Reckya Madougou et Joël Aïvo condamnés dans le cadre de présumés événements en lien avec les présidentielles de 2021 et  emprisonnés respectivement à la prison civile d’Akpro-Missérété et à la maison d’arrêt de Cotonou, n’ont pu recevoir la semaine dernière la visite de leurs  camarades politiques  en l’occurrence des élus Démocrates venus les rencontrer avant  la prise de fonctions à l’Assemblée nationale. Il est demandé à ceux-ci d’aller chercher une autorisation auprès du Procureur spécial de la Criet  pour voir aboutir leur projet. Une sorte d’injonction, un traitement décrié au sein de l’opinion qui fustige la mesure contre les deux célèbres personnalités politiques  en prison sous la rupture.  En effet, dans les commentaires depuis le refoulement des députés Démocrates de la prison civile de Cotonou et du renvoi  d’un député et d’un ancien ministre de la maison d’arrêt d’Akpro-Missérété, l’on accuse le pouvoir en place dans des zèles de trop contre ses contradicteurs.
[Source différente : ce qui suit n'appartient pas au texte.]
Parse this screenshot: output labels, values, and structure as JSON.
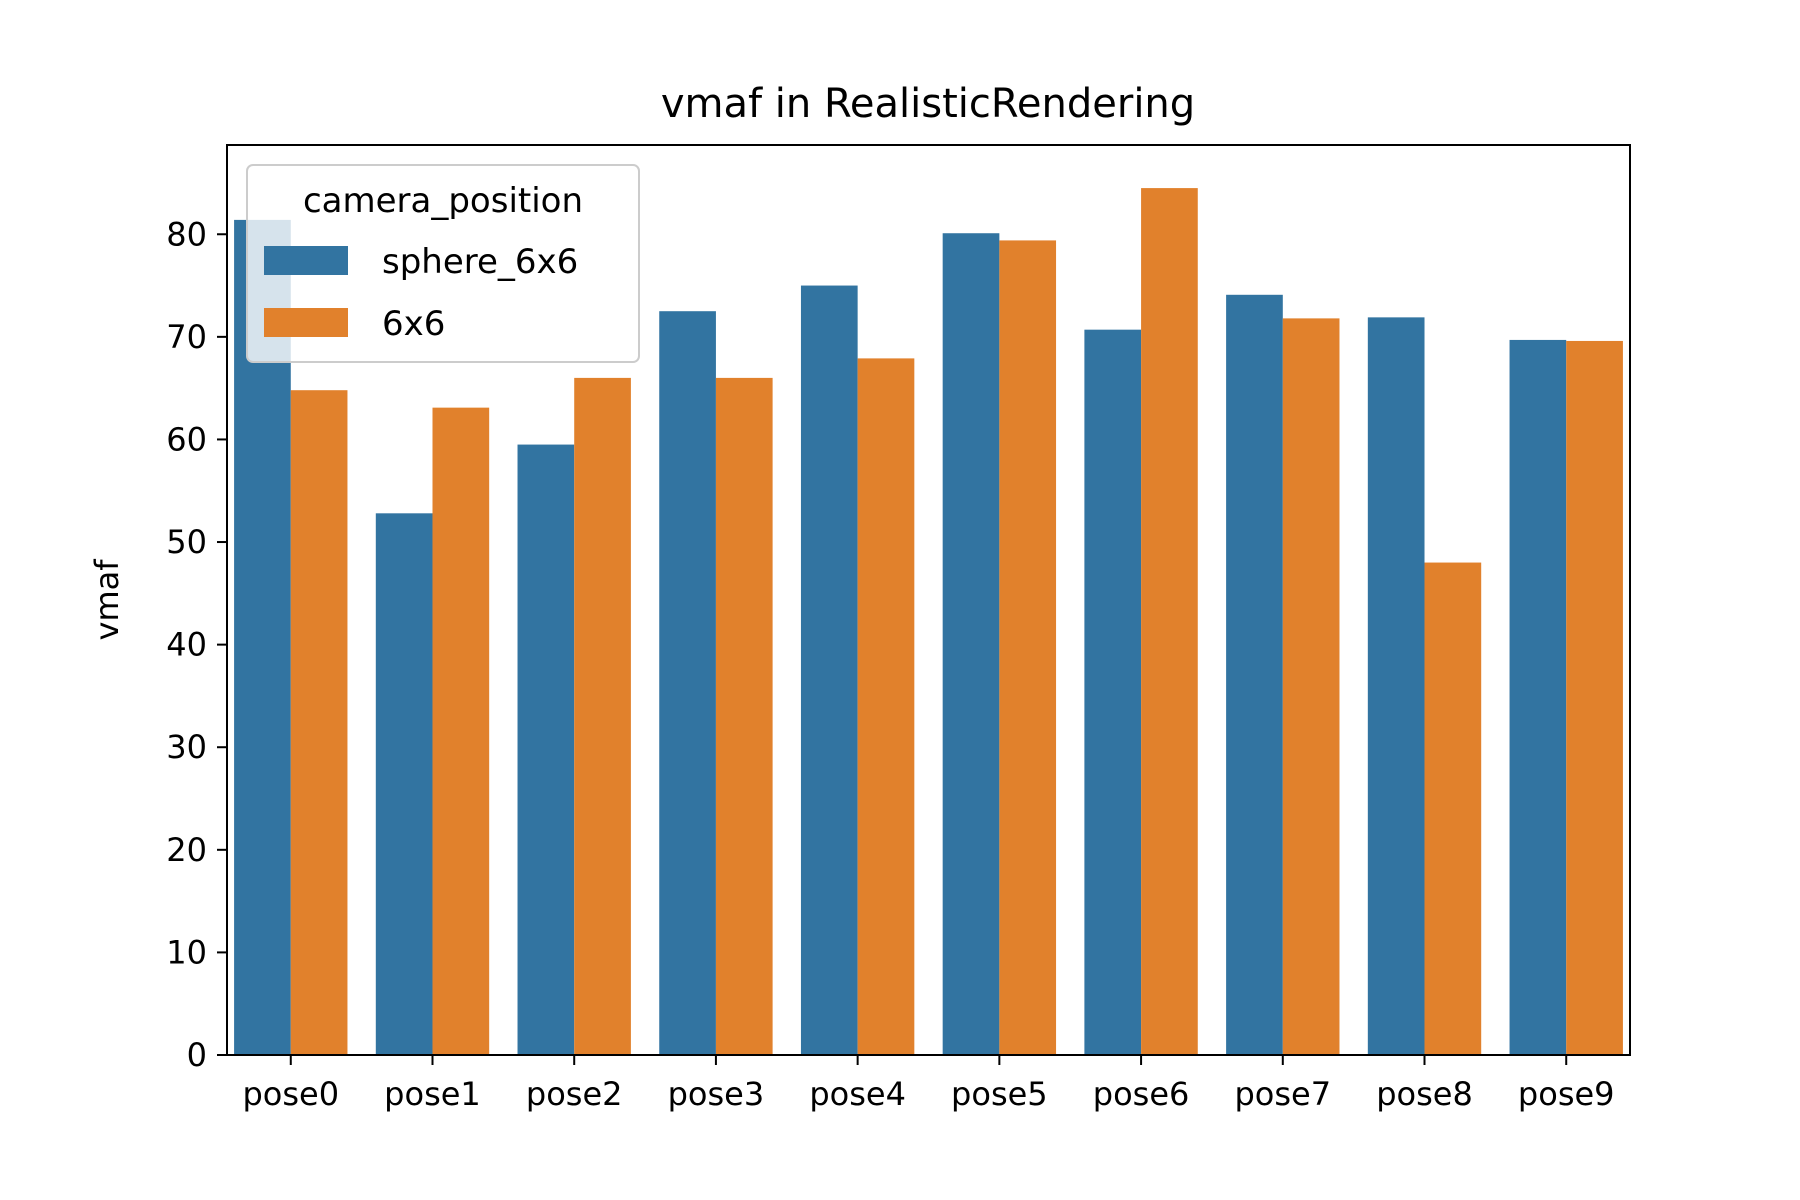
{
  "chart_data": {
    "type": "bar",
    "title": "vmaf in RealisticRendering",
    "xlabel": "",
    "ylabel": "vmaf",
    "categories": [
      "pose0",
      "pose1",
      "pose2",
      "pose3",
      "pose4",
      "pose5",
      "pose6",
      "pose7",
      "pose8",
      "pose9"
    ],
    "series": [
      {
        "name": "sphere_6x6",
        "color": "#3274a1",
        "values": [
          81.4,
          52.8,
          59.5,
          72.5,
          75.0,
          80.1,
          70.7,
          74.1,
          71.9,
          69.7
        ]
      },
      {
        "name": "6x6",
        "color": "#e1812c",
        "values": [
          64.8,
          63.1,
          66.0,
          66.0,
          67.9,
          79.4,
          84.5,
          71.8,
          48.0,
          69.6
        ]
      }
    ],
    "yticks": [
      "0",
      "10",
      "20",
      "30",
      "40",
      "50",
      "60",
      "70",
      "80"
    ],
    "ylim": [
      0,
      88.7
    ],
    "grid": false,
    "legend": {
      "title": "camera_position",
      "placement": "upper-left"
    }
  }
}
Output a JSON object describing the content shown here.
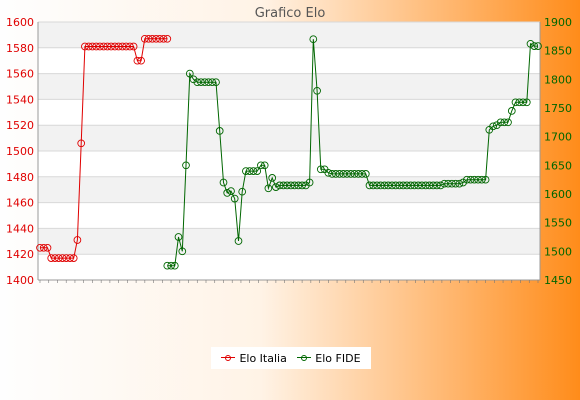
{
  "chart_data": {
    "type": "line",
    "title": "Grafico Elo",
    "left_axis": {
      "min": 1400,
      "max": 1600,
      "step": 20,
      "ticks": [
        "1400",
        "1420",
        "1440",
        "1460",
        "1480",
        "1500",
        "1520",
        "1540",
        "1560",
        "1580",
        "1600"
      ],
      "color": "#e00000"
    },
    "right_axis": {
      "min": 1450,
      "max": 1900,
      "step": 50,
      "ticks": [
        "1450",
        "1500",
        "1550",
        "1600",
        "1650",
        "1700",
        "1750",
        "1800",
        "1850",
        "1900"
      ],
      "color": "#006600"
    },
    "point_count": 134,
    "grid": true,
    "legend_position": "bottom",
    "series": [
      {
        "name": "Elo Italia",
        "axis": "left",
        "color": "#e00000",
        "points": [
          [
            0,
            1425
          ],
          [
            1,
            1425
          ],
          [
            2,
            1425
          ],
          [
            3,
            1417
          ],
          [
            4,
            1417
          ],
          [
            5,
            1417
          ],
          [
            6,
            1417
          ],
          [
            7,
            1417
          ],
          [
            8,
            1417
          ],
          [
            9,
            1417
          ],
          [
            10,
            1431
          ],
          [
            11,
            1506
          ],
          [
            12,
            1581
          ],
          [
            13,
            1581
          ],
          [
            14,
            1581
          ],
          [
            15,
            1581
          ],
          [
            16,
            1581
          ],
          [
            17,
            1581
          ],
          [
            18,
            1581
          ],
          [
            19,
            1581
          ],
          [
            20,
            1581
          ],
          [
            21,
            1581
          ],
          [
            22,
            1581
          ],
          [
            23,
            1581
          ],
          [
            24,
            1581
          ],
          [
            25,
            1581
          ],
          [
            26,
            1570
          ],
          [
            27,
            1570
          ],
          [
            28,
            1587
          ],
          [
            29,
            1587
          ],
          [
            30,
            1587
          ],
          [
            31,
            1587
          ],
          [
            32,
            1587
          ],
          [
            33,
            1587
          ],
          [
            34,
            1587
          ]
        ]
      },
      {
        "name": "Elo FIDE",
        "axis": "right",
        "color": "#006600",
        "points": [
          [
            34,
            1475
          ],
          [
            35,
            1475
          ],
          [
            36,
            1475
          ],
          [
            37,
            1525
          ],
          [
            38,
            1500
          ],
          [
            39,
            1650
          ],
          [
            40,
            1810
          ],
          [
            41,
            1800
          ],
          [
            42,
            1795
          ],
          [
            43,
            1795
          ],
          [
            44,
            1795
          ],
          [
            45,
            1795
          ],
          [
            46,
            1795
          ],
          [
            47,
            1795
          ],
          [
            48,
            1710
          ],
          [
            49,
            1620
          ],
          [
            50,
            1602
          ],
          [
            51,
            1605
          ],
          [
            52,
            1592
          ],
          [
            53,
            1518
          ],
          [
            54,
            1604
          ],
          [
            55,
            1640
          ],
          [
            56,
            1640
          ],
          [
            57,
            1640
          ],
          [
            58,
            1640
          ],
          [
            59,
            1650
          ],
          [
            60,
            1650
          ],
          [
            61,
            1610
          ],
          [
            62,
            1628
          ],
          [
            63,
            1612
          ],
          [
            64,
            1615
          ],
          [
            65,
            1615
          ],
          [
            66,
            1615
          ],
          [
            67,
            1615
          ],
          [
            68,
            1615
          ],
          [
            69,
            1615
          ],
          [
            70,
            1615
          ],
          [
            71,
            1615
          ],
          [
            72,
            1620
          ],
          [
            73,
            1870
          ],
          [
            74,
            1780
          ],
          [
            75,
            1643
          ],
          [
            76,
            1643
          ],
          [
            77,
            1637
          ],
          [
            78,
            1635
          ],
          [
            79,
            1635
          ],
          [
            80,
            1635
          ],
          [
            81,
            1635
          ],
          [
            82,
            1635
          ],
          [
            83,
            1635
          ],
          [
            84,
            1635
          ],
          [
            85,
            1635
          ],
          [
            86,
            1635
          ],
          [
            87,
            1635
          ],
          [
            88,
            1615
          ],
          [
            89,
            1615
          ],
          [
            90,
            1615
          ],
          [
            91,
            1615
          ],
          [
            92,
            1615
          ],
          [
            93,
            1615
          ],
          [
            94,
            1615
          ],
          [
            95,
            1615
          ],
          [
            96,
            1615
          ],
          [
            97,
            1615
          ],
          [
            98,
            1615
          ],
          [
            99,
            1615
          ],
          [
            100,
            1615
          ],
          [
            101,
            1615
          ],
          [
            102,
            1615
          ],
          [
            103,
            1615
          ],
          [
            104,
            1615
          ],
          [
            105,
            1615
          ],
          [
            106,
            1615
          ],
          [
            107,
            1615
          ],
          [
            108,
            1618
          ],
          [
            109,
            1618
          ],
          [
            110,
            1618
          ],
          [
            111,
            1618
          ],
          [
            112,
            1618
          ],
          [
            113,
            1620
          ],
          [
            114,
            1625
          ],
          [
            115,
            1625
          ],
          [
            116,
            1625
          ],
          [
            117,
            1625
          ],
          [
            118,
            1625
          ],
          [
            119,
            1625
          ],
          [
            120,
            1712
          ],
          [
            121,
            1718
          ],
          [
            122,
            1720
          ],
          [
            123,
            1725
          ],
          [
            124,
            1725
          ],
          [
            125,
            1725
          ],
          [
            126,
            1745
          ],
          [
            127,
            1760
          ],
          [
            128,
            1760
          ],
          [
            129,
            1760
          ],
          [
            130,
            1760
          ],
          [
            131,
            1862
          ],
          [
            132,
            1858
          ],
          [
            133,
            1858
          ]
        ]
      }
    ],
    "x_tick_count": 58
  }
}
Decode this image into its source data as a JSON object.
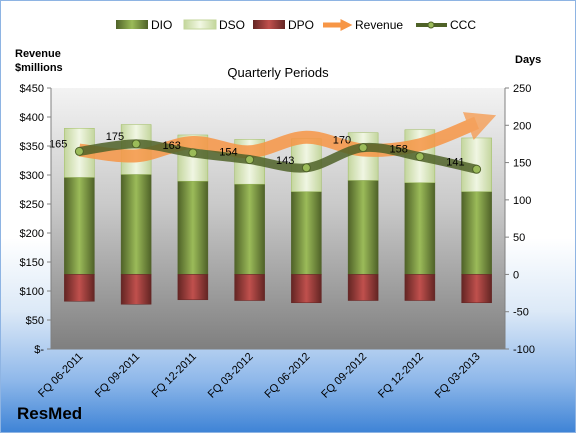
{
  "chart_data": {
    "type": "bar",
    "title": "Quarterly Periods",
    "left_axis_title_line1": "Revenue",
    "left_axis_title_line2": "$millions",
    "right_axis_title": "Days",
    "company": "ResMed",
    "left_ticks": [
      "$450",
      "$400",
      "$350",
      "$300",
      "$250",
      "$200",
      "$150",
      "$100",
      "$50",
      "$-"
    ],
    "right_ticks": [
      "250",
      "200",
      "150",
      "100",
      "50",
      "0",
      "-50",
      "-100"
    ],
    "left_ylim": [
      0,
      450
    ],
    "right_ylim": [
      -100,
      250
    ],
    "categories": [
      "FQ 06-2011",
      "FQ 09-2011",
      "FQ 12-2011",
      "FQ 03-2012",
      "FQ 06-2012",
      "FQ 09-2012",
      "FQ 12-2012",
      "FQ 03-2013"
    ],
    "legend": [
      "DIO",
      "DSO",
      "DPO",
      "Revenue",
      "CCC"
    ],
    "series": [
      {
        "name": "DIO",
        "axis": "days",
        "values": [
          130,
          134,
          125,
          121,
          111,
          126,
          123,
          111
        ]
      },
      {
        "name": "DSO",
        "axis": "days",
        "values": [
          66,
          67,
          62,
          60,
          71,
          64,
          71,
          72
        ]
      },
      {
        "name": "DPO",
        "axis": "days",
        "values": [
          -36,
          -40,
          -34,
          -35,
          -38,
          -35,
          -35,
          -38
        ]
      },
      {
        "name": "Revenue",
        "axis": "revenue",
        "values": [
          343,
          333,
          356,
          340,
          365,
          343,
          352,
          390
        ]
      },
      {
        "name": "CCC",
        "axis": "days",
        "values": [
          165,
          175,
          163,
          154,
          143,
          170,
          158,
          141
        ]
      }
    ],
    "colors": {
      "DIO": "#77933c",
      "DSO": "#d7e4bd",
      "DPO": "#953735",
      "Revenue": "#f79646",
      "CCC": "#4f6228"
    },
    "grid": false,
    "legend_position": "top"
  }
}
Un fait que tente de justifier le Secrétaire général adjoint et porte-parole du gouvernement qui demande à se conformer à la loi avant toute visite aux personnalités suscités. Une réaction qui ne manque pas d’être critiquée dans l’opinion pour déplorer surtout l’attitude du Porte-parole du gouvernement qui a manqué  de se taire sur la question. Car, fait-on observer, aucun argument ne saurait justifier ces interdictions de visite  à Reckya Madougou et à Joël Aïvo arbitrairement emprisonnés, selon des points de vue.